Я выходил за высокие ворота и всматривался в обе стороны кривой улочки, зажатой глиняными дувалами.

– Никого, – вернувшись, докладывал я бойко.

– Еще раз сходи…

– Идет тетушка Мариам!

– Не годится. Жди мужчину.

– Идет сосед наш, дедушка Андо!

– Очень хорошо. Останови его, поздоровайся и скажи, что бабушка зовет попробовать хлеб – получился ли.

Я в точности выполняю наказ.

– Сейчас буду, внучек, – говорит мне сосед и велит отправляться во двор. И далее он три раза висячей стукалкой бьет по плашке.

– Внучек, спроси, кого к нам бог послал! – наставляет Ануш.

– Кого нам бог послал? – спрашиваю, стоя за воротницей.

– Я путник, – отвечает дедушка Андо.

– Внучек, а теперь говори так: «Не зайдете ли к нам испробовать свежего хлеба?»

Повторяю слова бабушки, сосед соглашается, после чего я распахиваю воротницу, и дедушка Андо, как неизвестный нам путник, входит и здоровается.

Бабушка на двух руках подносит ему хлеб и просит откушать. Путник строго-благоговейно и в то же время нежно отрывает кусочек, жует, произносит ритуальные слова:

– Семьдесят шесть лет живу на свете, а такого вкусного хлеба не пробовал…

Однажды, сколько я ни высматривал мужчину, никого на дороге не увидел. Все в полях, хоть и рано.

Тогда бабушка сказала так: «Тундыр стынет, а мужчин нет… Стучись сам, внучек».

И я, как положено, три раза ударил стукалкой.

– Кого к нам бог послал?

– Я путник…

Поднесли мне хлеб, я быстренько съел кусочек и сказал:

– Десять лет живу на свете, а такого вкусного хлеба не пробовал.

Помню, бабушка заплакала. И две соседки, пришедшие на помочи печь хлеба, тоже.

А я хотя и был очень серьезен в тот момент, но весел и беспечен в душе своей детской. Однако ничего на свете не проходит даром.

И сегодня, когда я беру в руки хлеб, то невольно думаю – вот уже сколько прожил годов.
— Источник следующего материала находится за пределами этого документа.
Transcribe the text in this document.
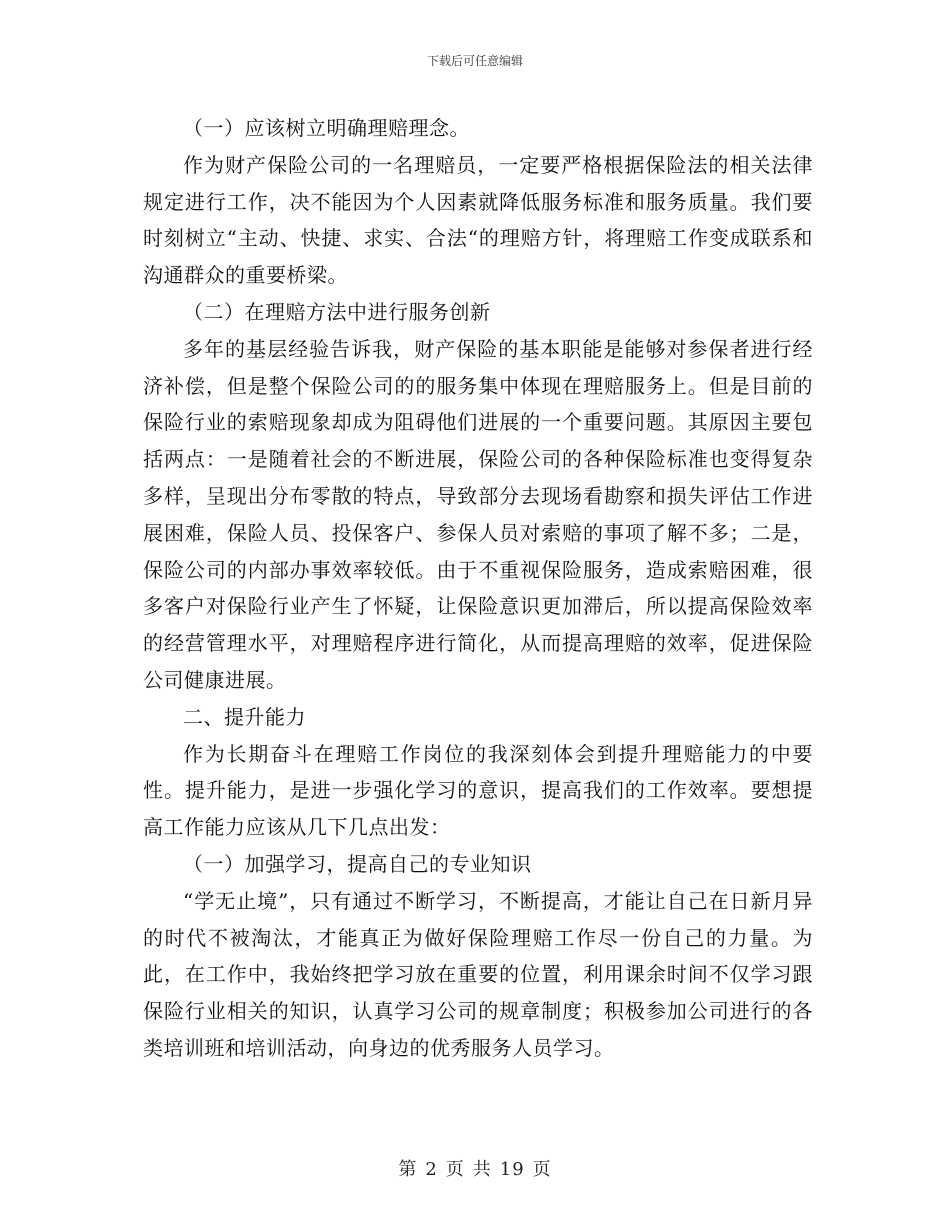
下载后可任意编辑

（一）应该树立明确理赔理念。

作为财产保险公司的一名理赔员，一定要严格根据保险法的相关法律规定进行工作，决不能因为个人因素就降低服务标准和服务质量。我们要时刻树立“主动、快捷、求实、合法“的理赔方针，将理赔工作变成联系和沟通群众的重要桥梁。

（二）在理赔方法中进行服务创新

多年的基层经验告诉我，财产保险的基本职能是能够对参保者进行经济补偿，但是整个保险公司的的服务集中体现在理赔服务上。但是目前的保险行业的索赔现象却成为阻碍他们进展的一个重要问题。其原因主要包括两点：一是随着社会的不断进展，保险公司的各种保险标准也变得复杂多样，呈现出分布零散的特点，导致部分去现场看勘察和损失评估工作进展困难，保险人员、投保客户、参保人员对索赔的事项了解不多；二是，保险公司的内部办事效率较低。由于不重视保险服务，造成索赔困难，很多客户对保险行业产生了怀疑，让保险意识更加滞后，所以提高保险效率的经营管理水平，对理赔程序进行简化，从而提高理赔的效率，促进保险公司健康进展。

二、提升能力

作为长期奋斗在理赔工作岗位的我深刻体会到提升理赔能力的中要性。提升能力，是进一步强化学习的意识，提高我们的工作效率。要想提高工作能力应该从几下几点出发：

（一）加强学习，提高自己的专业知识

“学无止境”，只有通过不断学习，不断提高，才能让自己在日新月异的时代不被淘汰，才能真正为做好保险理赔工作尽一份自己的力量。为此，在工作中，我始终把学习放在重要的位置，利用课余时间不仅学习跟保险行业相关的知识，认真学习公司的规章制度；积极参加公司进行的各类培训班和培训活动，向身边的优秀服务人员学习。

第 2 页 共 19 页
И что я – путник…

 

ПЕРВОЕ ДОБРО ЖИЗНИ

По устным рассказам шофера колхоза «Борец» Василия Петровича Скуратова

СЛАДКИЙ ДЕНЬ

Рассказ первый

– Вот жаловались вчера, – обращалась к моим сестренкам мама, – тюря вам надоела… Зато сегодня полюбуйтесь какой обед: ах, да и только.

– Ах-да, – быстро повторила младшая, Шурка, она уже все повторяла за взрослыми, ей тогда было пять лет.

В сорок четвертом.

Симе – шесть, мне – восемь, я учился и, как сейчас говорят, – работал. У нас в деревне говорили – «ходит». «Уже ходит?» – спрашивали у мамы. «Ходит. На конюшню». И хотя все знали, что восьмилетки и кто постарше «ходят», куда поставил бригадир Егор Егорыч, однако обязательно спрашивали про это. И печально одобрительно кивали черными платками.

Ну, ладно. Значит, вчера ели тюрю: крапива на воде с тертой картофельной шелухой, привезенной на всех с государственной крахмаломойки. Понятно, дети поныли. А сегодня Егор Егорыч выдал мне блестящую плитку жмыха, теплую на ощупь, пахнущую сытой жизнью. Кусмень во взрослую ладонь. Такое счастье привалило в третий раз. Сейчас начало июня, а первый паек Егорыч выдал к майским.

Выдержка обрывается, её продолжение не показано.